Donc, aller vers une Constitution qui consacre la légitimité populaire et l'Etat de droit fait logiquement peur au pouvoir en place et à une partie de la classe politique car l'ère des privilèges, des intérêts personnels et du clientélisme prendra fin et sera remplacée par une nouvelle ère où les droits et l'argent des Algériens seront protégés et il y aura une redistribution équitable des richesses nationales».
Malgré la capacité de nuisance de certaines forces contre-révolutionnaires, il reste confiant que «la révolution du 22 février, porteuse de grands espoirs en un avenir meilleur pour toutes les Algériennes et les Algériens, pourra être victorieuse face à un régime qui résiste, en utilisant tous les moyens financiers et humains à sa disposition, et tente de survivre.
Les manifestations de ce 5 juillet seront un baromètre pour essayer éventuellement de prévoir la suite des événements». Chez le Dr Sidhoum, on retrouve le même optimisme, justifié par «la grande conscience de notre société, en avance sur ses ‘‘élites''. Le peuple, depuis les manifestations de Kherrata, en février dernier, a montré courageusement la voie».
Ce militant infatigable des droits de l'homme croit encore à la possibilité d'un «compromis politique historique», qui sera l'œuvre d'«un vaste mouvement fédérateur de toutes les oppositions réelles et sincères contre le pouvoir en place».
Ledit projet politique devrait se concrétiser, selon lui, à travers une période de transition (un an à un an et demi), qui aura l'objectif principal d'organiser l'élection d'une assemblée constituante. Elle sera marquée par la création d'une instance indépendante chargée d'organiser et de surveiller le scrutin, la révision des lois sur les partis et les associations, ainsi que l'«épuration de l'administration des éléments corrompus».

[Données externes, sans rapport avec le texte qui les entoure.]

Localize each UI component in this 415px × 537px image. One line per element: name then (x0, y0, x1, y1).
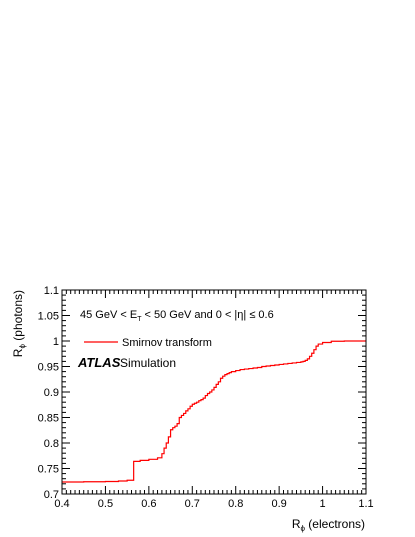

De même, deux instances à la tête de l'Etat, composées de «visages nouveaux et aucune figure ayant participé de près ou de loin aux différents gouvernements du régime illégitime», seront créées : un conseil Présidentiel et un gouvernement de technocrates pour gérer les affaires courantes. Après la validation de la nouvelle Constitution par voie référendaire, suivront les autres élections (présidentielle, législatives et locales).
Cette vision idéaliste, voire utopiste à certains égards, sert au moins de cap à ne pas perdre de vue. Faisant allusion avec ironie à la conférence de demain qui regroupera plusieurs partis politiques, il réitère sa mise en garde contre les tentations de certains acteurs politiques de détourner la révolution du 22 février au profit de leurs étroits intérêts partisans et idéologiques : «Aller vers des élections présidentielles sous la coupe de l'oligarchie et de son administration corrompue et gangrenée, c'est cautionner la pérennisation du système politique imposé depuis 1962 et trahir la révolution populaire. Et c'est à cela qu'œuvre l'oligarchie en suscitant la kermesse ‘‘boulitique'' du 6 juillet».
Conscient qu'un processus révolutionnaire est habituellement lent et semé d'embûches, Aïssa Kadri prévient également les Algériens sur la nécessité de rester vigilants et patients : «Les luttes vont être longues et dures, avec des hauts et des bas. Souvent, comme l'ont montré de nombreux travaux de recherche, les mouvements sociaux comme les contestations débouchent paradoxalement sur la consolidation des régimes autoritaires. D'ailleurs, ce qui se trame ces derniers jours est inquiétant.
Mais il est certain que rien ne sera plus comme avant le 22 février et que les Algériens ne lâcheront pas, face à une génération en extinction, leur désir de s'approprier leur vie et de se réaliser en tant qu'individus libres et égaux dans leurs différences.»